Prolog
Ranting pohon di samping jendela bergerak disentuh sang bayu. Siang menjadi sejuk karena kehadirannya.
Terpaan angin siang itu menggulingkan dedauan yang jatuh dan mengering di tanah. Dia terpisah dari ranting pohon dan berkalang tanah. Ranting terus bergerak bersiap menggugurkan dedaunan yang telah sampai waktunya.
Dan daun tak akan marah pada angin yang menerbangkannya, menjatuhkannya, dan membuatnya mengering. Barangkali itulah takdirnya.
Seperti aku yang masih di sini bersamanya. Menemani masa tuanya, dalam kesendirian yang tak berujung.
Memeluk malam berirama sepi ditabuh sunyi. Aku juga sama, bersamanya aku tersisih dari kehidupan, terpenjara dalam masyarakat yang meragukan akidahku. Bahkan keluargaku sendiri, tempat di mana aku seharusnya berada.
Aku masih bersandar di kursi kayu depan jendela kamar.

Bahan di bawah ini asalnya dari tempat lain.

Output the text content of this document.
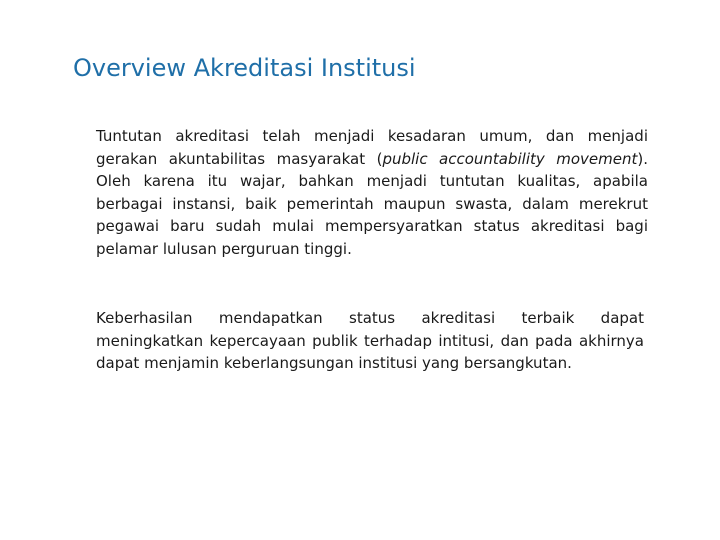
Overview Akreditasi Institusi

Tuntutan akreditasi telah menjadi kesadaran umum, dan menjadi gerakan akuntabilitas masyarakat (public accountability movement). Oleh karena itu wajar, bahkan menjadi tuntutan kualitas, apabila berbagai instansi, baik pemerintah maupun swasta, dalam merekrut pegawai baru sudah mulai mempersyaratkan status akreditasi bagi pelamar lulusan perguruan tinggi.

Keberhasilan mendapatkan status akreditasi terbaik dapat meningkatkan kepercayaan publik terhadap intitusi, dan pada akhirnya dapat menjamin keberlangsungan institusi yang bersangkutan.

Setiap aku rindu ayah ibu, aku selalu duduk melamun di sini, depan jendela besar khas rumah tua.
Ranting pohon di samping jendela masih bergerak mengiringi sebait lamunanku siang itu. Di luar terasa sejuk, walaupun mentari menyapa hari tepat sepenggalan. Barangkali karena angin yang hadir menyejukkan.
Bagiku ini mengingatkan aku padamu. Ketika kakimu memilih menjauh dan pergi tanpa kabar. Kamu, juga saudaraku, ayah ibuku, semuanya sama menilaiku. Kalian ternyata tidak cukup baik mengenalku, sekalipun ibu yang melahirkan aku.
Hembusan napas yang keluar seperti membuang bongkahan rasa yang mendesak kuat. Himpitan ini terus terjadi dan aku tidak tahu pasti kapan waktu menghentikannya. Ingin kuraih masa itu kembali, agar kamu juga ikut terbawa arus kerinduanku. Kerinduan tak berujung, karena masih kurasakan hingga kini.